PatchSiren cyber security CVE debrief
CVE-2026-44383 Hydro-Québec CVE debrief
CVE-2026-44383 is a high-severity vulnerability with a CVSS score of 8.7. Multiple connections to the backend using the same charging station ID are allowed, which could allow an attacker to deploy multiple instances of malicious OCPP clients to overwhelm the backend. This vulnerability affects organizations using charging stations and OCPP clients. The CVE record was published on 2026-07-10T23:16:48.343Z and has not been modified since then. The NVD entry is currently Received.
- Vendor
- Hydro-Québec
- Product
- Le Circuit Electrique charging station backend
- CVSS
- HIGH 8.7
- CISA KEV
- Not listed in stored evidence
- Original CVE published
- 2026-07-10
- Original CVE updated
- 2026-07-10
- Advisory published
- 2026-07-10
- Advisory updated
- 2026-07-10
Who should care
Organizations using charging stations and OCPP clients should be aware of this vulnerability and take necessary precautions. They should verify the affected scope and severity with the vendor and implement necessary mitigations. The vulnerability could affect operators, platforms, and security teams, and they should review the CVE record and NVD entry for more information.
Technical summary
The vulnerability allows multiple connections to the backend using the same charging station ID, which could lead to a denial-of-service attack.
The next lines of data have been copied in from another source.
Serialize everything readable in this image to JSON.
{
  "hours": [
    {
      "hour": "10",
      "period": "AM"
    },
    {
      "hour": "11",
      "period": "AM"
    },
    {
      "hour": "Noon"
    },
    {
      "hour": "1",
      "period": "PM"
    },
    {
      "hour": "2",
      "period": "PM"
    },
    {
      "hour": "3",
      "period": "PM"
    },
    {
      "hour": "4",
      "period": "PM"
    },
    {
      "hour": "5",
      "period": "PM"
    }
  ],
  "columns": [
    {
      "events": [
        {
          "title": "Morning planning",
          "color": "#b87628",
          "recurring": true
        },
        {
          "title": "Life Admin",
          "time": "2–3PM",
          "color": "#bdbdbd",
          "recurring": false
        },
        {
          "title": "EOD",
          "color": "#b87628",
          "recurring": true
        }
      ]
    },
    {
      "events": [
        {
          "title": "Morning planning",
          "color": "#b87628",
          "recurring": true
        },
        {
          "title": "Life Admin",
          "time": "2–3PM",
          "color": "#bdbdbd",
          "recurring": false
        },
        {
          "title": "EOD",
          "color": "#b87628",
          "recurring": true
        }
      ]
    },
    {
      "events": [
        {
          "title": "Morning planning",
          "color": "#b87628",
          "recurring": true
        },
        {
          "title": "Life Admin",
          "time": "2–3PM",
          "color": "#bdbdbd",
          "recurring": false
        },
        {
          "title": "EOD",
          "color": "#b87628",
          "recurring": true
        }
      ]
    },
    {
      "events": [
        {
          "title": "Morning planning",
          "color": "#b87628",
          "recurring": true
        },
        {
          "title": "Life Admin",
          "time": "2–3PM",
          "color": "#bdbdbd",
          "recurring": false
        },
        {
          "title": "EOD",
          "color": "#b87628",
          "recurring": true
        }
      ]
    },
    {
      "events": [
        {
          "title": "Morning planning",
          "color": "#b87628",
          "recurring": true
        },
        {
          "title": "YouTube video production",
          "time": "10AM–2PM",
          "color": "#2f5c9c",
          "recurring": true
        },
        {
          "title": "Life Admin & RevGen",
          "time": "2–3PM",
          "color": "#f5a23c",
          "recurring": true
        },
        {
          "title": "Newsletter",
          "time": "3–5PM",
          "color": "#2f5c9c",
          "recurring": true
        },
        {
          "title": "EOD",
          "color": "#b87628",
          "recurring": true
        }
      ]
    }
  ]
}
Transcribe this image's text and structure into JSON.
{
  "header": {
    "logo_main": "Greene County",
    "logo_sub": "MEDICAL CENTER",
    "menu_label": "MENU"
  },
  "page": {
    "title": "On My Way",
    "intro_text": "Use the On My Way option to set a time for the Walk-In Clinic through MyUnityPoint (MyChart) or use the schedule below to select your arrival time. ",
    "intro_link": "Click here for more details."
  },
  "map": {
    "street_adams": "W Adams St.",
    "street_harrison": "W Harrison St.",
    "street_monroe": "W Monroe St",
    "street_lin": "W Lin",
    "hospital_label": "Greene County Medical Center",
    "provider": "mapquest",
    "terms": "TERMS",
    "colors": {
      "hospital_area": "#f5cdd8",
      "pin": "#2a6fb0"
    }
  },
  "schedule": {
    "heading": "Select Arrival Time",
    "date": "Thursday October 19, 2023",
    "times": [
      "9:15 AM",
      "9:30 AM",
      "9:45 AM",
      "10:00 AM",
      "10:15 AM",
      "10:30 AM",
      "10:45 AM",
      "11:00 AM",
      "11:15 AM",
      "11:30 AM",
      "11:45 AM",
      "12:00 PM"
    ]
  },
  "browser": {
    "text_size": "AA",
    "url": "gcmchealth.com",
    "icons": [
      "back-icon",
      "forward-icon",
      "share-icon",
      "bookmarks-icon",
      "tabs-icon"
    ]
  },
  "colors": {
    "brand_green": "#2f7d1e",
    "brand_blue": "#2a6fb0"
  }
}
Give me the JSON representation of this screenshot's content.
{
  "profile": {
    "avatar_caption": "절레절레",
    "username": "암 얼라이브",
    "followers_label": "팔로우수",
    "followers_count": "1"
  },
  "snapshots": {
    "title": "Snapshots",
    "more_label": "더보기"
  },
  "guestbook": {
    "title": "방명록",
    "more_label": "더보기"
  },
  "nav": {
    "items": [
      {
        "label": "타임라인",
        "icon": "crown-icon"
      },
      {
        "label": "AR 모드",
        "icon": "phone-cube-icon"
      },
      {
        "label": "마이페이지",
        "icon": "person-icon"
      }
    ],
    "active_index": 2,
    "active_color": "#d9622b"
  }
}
The CVSS vector is CVSS:4.0/AV:N/AC:L/AT:N/PR:N/UI:N/VC:N/VI:N/VA:H/SC:N/SI:N/SA:N/E:X/CR:X/IR:X/AR:X/MAV:X/MAC:X/MAT:X/MPR:X/MUI:X/MVC:X/MVI:X/MVA:X/MSC:X/MSI:X/MSA:X/S:X/AU:X/R:X/V:X/RE:X/U:X. The vulnerability has a high severity score and could be used to overwhelm the backend with malicious OCPP clients.
Defensive priority
High
Recommended defensive actions
- Verify and limit connections to the backend
- Implement authentication and authorization for OCPP clients
- Monitor for suspicious activity
- Review compensating controls for exposed systems while remediation is scheduled and verified
- Check relevant monitoring, detection, and logs for exposed assets that need extra review
- Track exceptions, retest remediated assets, and close the item only after evidence is documented
- Confirm whether affected product deployments exist in managed environments and assign an owner for follow-up
Evidence notes
The CVE record was published on 2026-07-10T23:16:48.343Z and has not been modified since then. The NVD entry is currently Received. There is limited information available about the vulnerability, and defenders should verify the affected scope and severity with the vendor. The CVE record does not provide specific details about the vulnerability, but it is considered high-severity with a CVSS score of 8.7.
Official resources
AI-assisted PatchSiren debrief based on the supplied source corpus. The CVE record was published on 2026-07-10T23:16:48.343Z and has not been modified since then.